I milled around the church single-mindedly. The coffin of a saintly ten-year-old was not a crocodile. A life-sized weeping Madonna was not a crocodile. Pilgrims circled around a miracle-working statue of St. Jude. No matter; not a crocodile. When I exhausted every alcove, I decided to interact with the caretaker, armed with some Spanish I picked up from Sesame Street.
“Dónde está el… el…”
I held my hands flat in front of me—palms together but slightly cupped, and made two silent claps with my wrists touching.
The caretaker pointed to the chapel of Our Lady, a void of a room interrupted only by the light reflecting off an icon of the Virgin. A sign prohibited tourists in several languages. I considered thanking him and bailing, but that would confirm I was a godless crocodile hunter and curiosity would gnaw at me later. I couldn’t take his word, or rather his gesture, for it. I had to know.
If you’ve ever been a Good Catholic Girl, there are certain things you cannot bring yourself to do; violating the chapel of Our Lady in the name of hunting crocodiles was one of them. I compromised. Or that’s how I justified the worst Hail Mary I’ve ever said. I said it as my eyes scanned the room looking for a crocodile that wasn’t there. I pictured God receiving that prayer like a fax from an unknown number. He would tell an angel to file it under “crocodile,” and they would laugh because that was His euphemism for the trashcan.

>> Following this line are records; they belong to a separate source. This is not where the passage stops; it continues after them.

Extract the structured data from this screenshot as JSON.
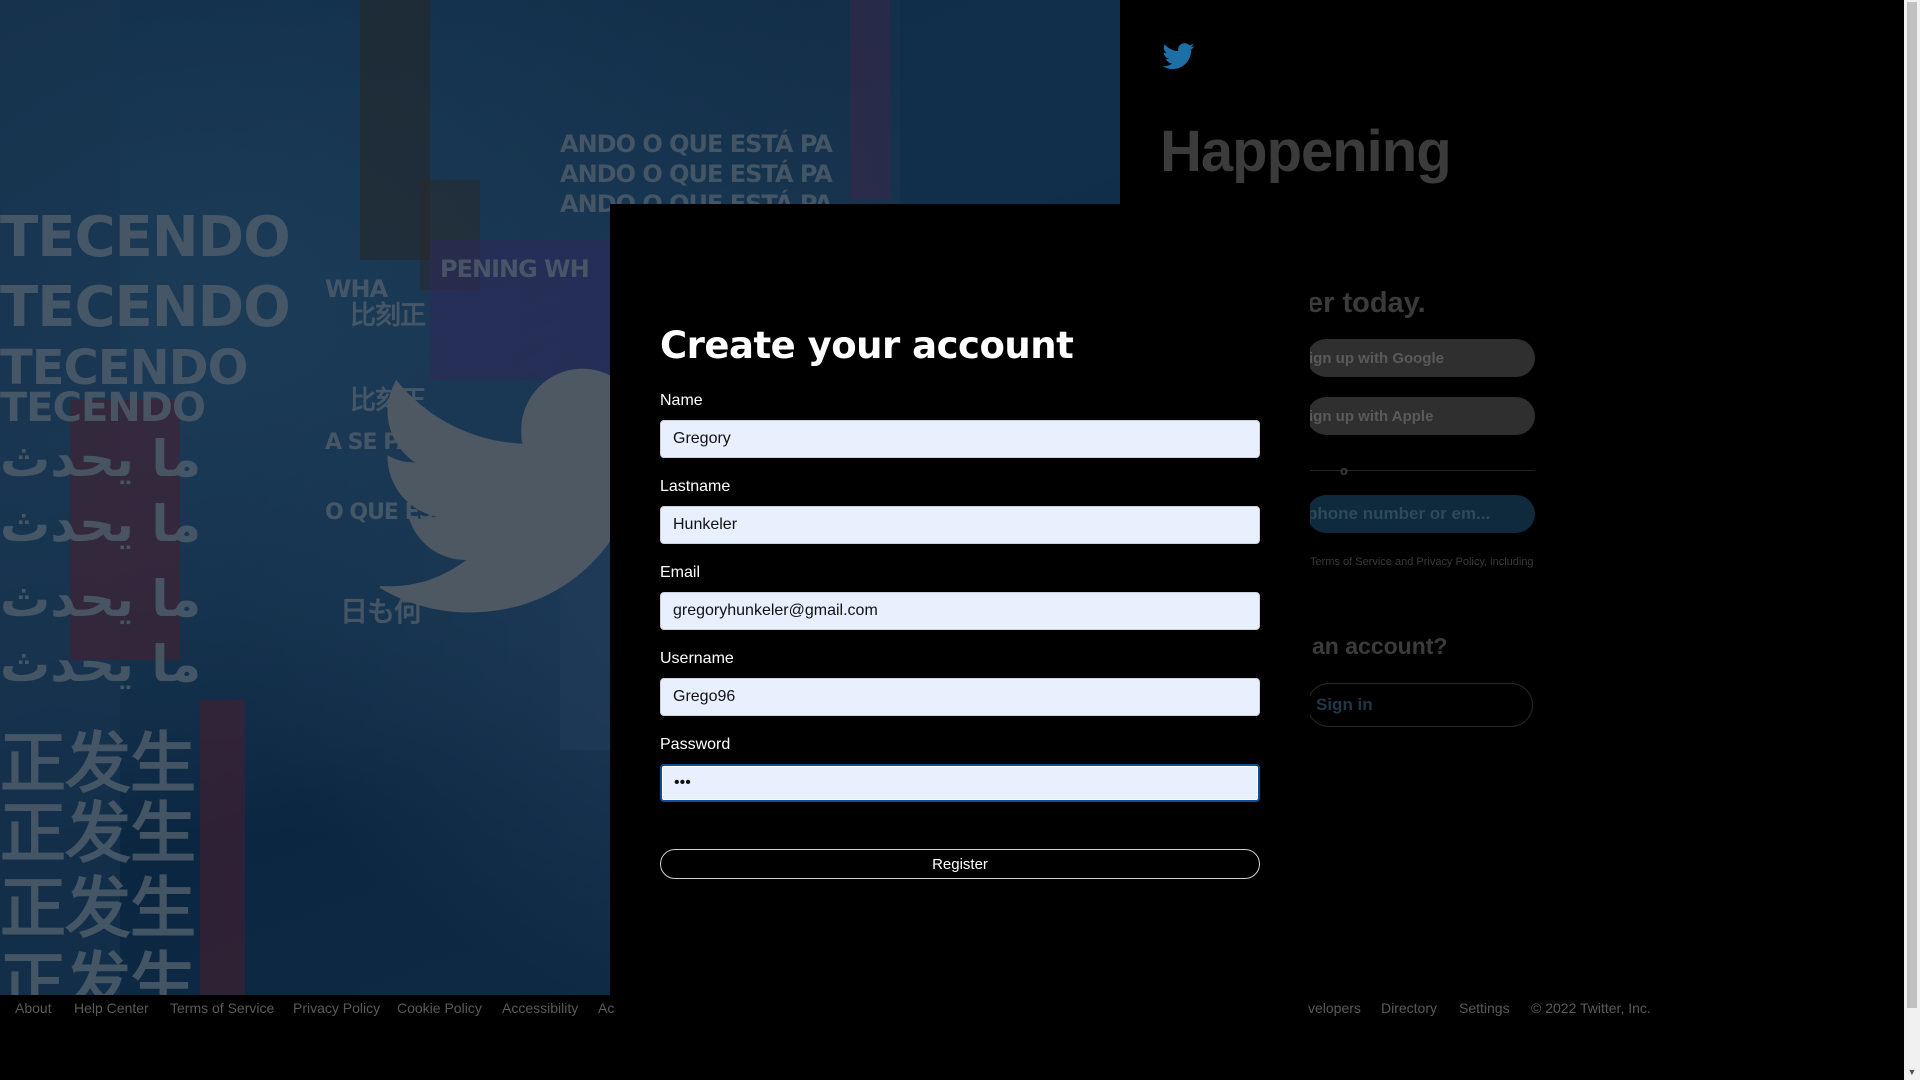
{
  "background": {
    "hero_words": [
      "ANDO O QUE ESTÁ PA",
      "TECENDO",
      "TECENDO",
      "TECENDO",
      "TECENDO",
      "ما يحدث",
      "ما يحدث",
      "ما يحدث",
      "ما يحدث",
      "正发生",
      "正发生",
      "正发生",
      "正发生",
      "比刻正",
      "比刻正",
      "A SE PAS",
      "O QUE ES",
      "日も何",
      "WHA",
      "PENING WH"
    ]
  },
  "right_panel": {
    "title": "Happening",
    "subtitle": "er today.",
    "google_label": "ign up with Google",
    "apple_label": "ign up with Apple",
    "or_label": "o",
    "phone_label": "phone number or em...",
    "terms_text": "Terms of Service and Privacy Policy, including",
    "have_account": "an account?",
    "signin_label": "Sign in"
  },
  "footer": {
    "links": [
      "About",
      "Help Center",
      "Terms of Service",
      "Privacy Policy",
      "Cookie Policy",
      "Accessibility",
      "Ac",
      "velopers",
      "Directory",
      "Settings",
      "© 2022 Twitter, Inc."
    ]
  },
  "modal": {
    "title": "Create your account",
    "name_label": "Name",
    "name_value": "Gregory",
    "lastname_label": "Lastname",
    "lastname_value": "Hunkeler",
    "email_label": "Email",
    "email_value": "gregoryhunkeler@gmail.com",
    "username_label": "Username",
    "username_value": "Grego96",
    "password_label": "Password",
    "password_value": "abc",
    "register_label": "Register"
  },
  "colors": {
    "accent": "#1d9bf0",
    "field_bg": "#e8f0fe",
    "focus_border": "#0b4f9c"
  }
}
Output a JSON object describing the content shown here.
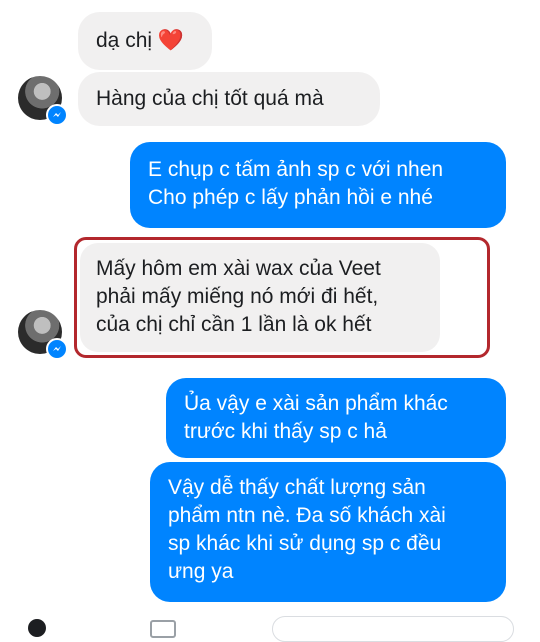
{
  "messages": [
    {
      "side": "in",
      "lines": [
        "dạ chị ❤️"
      ]
    },
    {
      "side": "in",
      "lines": [
        "Hàng của chị tốt quá mà"
      ]
    },
    {
      "side": "out",
      "lines": [
        "E chụp c tấm ảnh sp c với nhen",
        "Cho phép c lấy phản hồi e nhé"
      ]
    },
    {
      "side": "in",
      "lines": [
        "Mấy hôm em xài wax của Veet",
        "phải mấy miếng nó mới đi hết,",
        "của chị chỉ cần 1 lần là ok hết"
      ]
    },
    {
      "side": "out",
      "lines": [
        "Ủa vậy e xài sản phẩm khác",
        "trước khi thấy sp c hả"
      ]
    },
    {
      "side": "out",
      "lines": [
        "Vậy dễ thấy chất lượng sản",
        "phẩm ntn nè. Đa số khách xài",
        "sp khác khi sử dụng sp c đều",
        "ưng ya"
      ]
    }
  ],
  "colors": {
    "incoming_bubble": "#f1f0f0",
    "outgoing_bubble": "#0084ff",
    "highlight_border": "#b3282d"
  },
  "icons": {
    "avatar_badge": "messenger-icon"
  }
}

On my way out, I saw a sign for a guided tour of the church’s art collection the next morning. Surely this would include their famous piece of taxidermy and this time I would avoid the international hand sign for crocodile. Back at my hotel I learned the stunningly obvious word cocodrilo.
Thanks to this new vocabulary, I understood the docent clearly when he said there was no cocodrilo (as we say in Madrid). The “chapel lizard” of San Ginés was an urban legend. The caretaker was having a little fun with another clueless tourist. There might have been a crocodile at one point, but people seem to think a former priest threw it away. It was rumored he was tired of people stopping in for Godzilla, but not so much for God.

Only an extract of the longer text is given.